The new targeted BAA and the ones planned in the coming months and years follow other recent initiatives by TSA aimed at improving screening technologies and driving toward a future aviation checkpoint where screening is non-invasive and passengers breeze, or nearly so, through with nary an interruption.
In May the agency released a Request for Information (RFI) for new technology to screen carry-on bags. TSA later this month will host an Industry Day related to the RFI, which is focused on 3-D Volumetric Tomosynthesis technology to enable next-generation X-Ray screeners to meet more difficult requirements in terms of detection, speed and false alarm rates.
Separate but related to the recent RFI and the new targeted BAAs, the Department of Homeland Security Science and Technology Directorate has launched a new Apex visionary program called Screening at Speed that is focused on developing the technologies and framework for an Aviation Checkpoint of the Future that detects smaller threats more reliable and is capable of distinguishing potential homemade explosive threats from common items carried by travelers.
Screening at Speed also envisions passengers progress through a screening portal without divesting their shoes, laptops, coats and liquids and walk right through while their carry-on bags are placed on a conveyor belt leading to an improved X-Ray screening device that includes automatic threat recognition software.
TSA is partnered with S&T on the Screening at Speed Apex program.
As part of its future technology capabilities, TSA also wants its systems to be standards based and have an open architecture that enables the integration additional technologies at a faster pace and through a flexible and modular approach.
For the current BAA focused on EDS on checked baggage screening, TSA says adopting standard data formats and network protocols for screening systems “may enable new screening options for Concepts of Operation for enhancing security, improving screener throughput, streamlining maintenance, as well as enabling new capacity and capabilities through a modern architecture to better address present and future threats.” A common GUI could help with training of screeners, enhance screener performance, and allow new sourcing opportunities, TSA says.
As for centralization covered in the BAA, current EDS systems were developed as standalone platforms with single viewing stations although subsequent developments have enabled integration and multiplexed remote viewing stations. However, TSA says these developments are “overlays” onto the standalone platforms and it wants to “embed centralization as a core platform feature to deliver greater operational efficiencies across the security screening enterprise.”

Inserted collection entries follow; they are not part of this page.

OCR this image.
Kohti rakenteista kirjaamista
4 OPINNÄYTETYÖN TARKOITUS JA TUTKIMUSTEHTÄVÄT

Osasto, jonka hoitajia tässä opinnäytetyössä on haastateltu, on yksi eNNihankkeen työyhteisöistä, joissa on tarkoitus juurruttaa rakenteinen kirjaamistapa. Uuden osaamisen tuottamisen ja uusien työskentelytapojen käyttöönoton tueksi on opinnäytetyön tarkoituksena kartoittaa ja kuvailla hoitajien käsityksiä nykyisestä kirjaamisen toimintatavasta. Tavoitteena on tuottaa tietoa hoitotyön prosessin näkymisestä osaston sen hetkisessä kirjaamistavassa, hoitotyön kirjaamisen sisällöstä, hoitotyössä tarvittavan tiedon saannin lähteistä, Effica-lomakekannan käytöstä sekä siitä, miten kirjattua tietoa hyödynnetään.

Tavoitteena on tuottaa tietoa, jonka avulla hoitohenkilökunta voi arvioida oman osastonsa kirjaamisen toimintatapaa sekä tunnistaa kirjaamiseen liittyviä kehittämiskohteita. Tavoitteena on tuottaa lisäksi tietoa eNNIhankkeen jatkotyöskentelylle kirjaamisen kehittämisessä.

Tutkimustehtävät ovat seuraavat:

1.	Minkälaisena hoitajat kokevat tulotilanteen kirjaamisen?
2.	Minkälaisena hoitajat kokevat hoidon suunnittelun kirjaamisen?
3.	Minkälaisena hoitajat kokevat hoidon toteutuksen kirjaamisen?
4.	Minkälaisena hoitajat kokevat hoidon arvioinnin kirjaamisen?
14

Centralization could allow centralized automatic threat detection and accommodating “trigger-based workflows,” a vendor agnostic image network that can prioritize “assignments based on passenger risk, scan results, and baggage routing logistics owing to travel time dependencies,” and central storage of scan images and screening records for recall.
The emulator portion of the BAA refers to platforms that “permit baggage image data to be processed with different detection algorithms” that will allow a screener to do alarm resolution protocol functions.
Under the BAA, TSA is looking for technologies that have attained proof of concept or prototype level of maturity. If technologies aren’t mature enough to go from proof of concept to prototype in 12 to 18 months then they are probably not appropriate for this effort, the agency says. (Sol. No. HSTS04-15-BAA-CT7029. Respond by Aug. 3. Contact: Josh Lim, contract specialist, [email protected], 571-227-3409).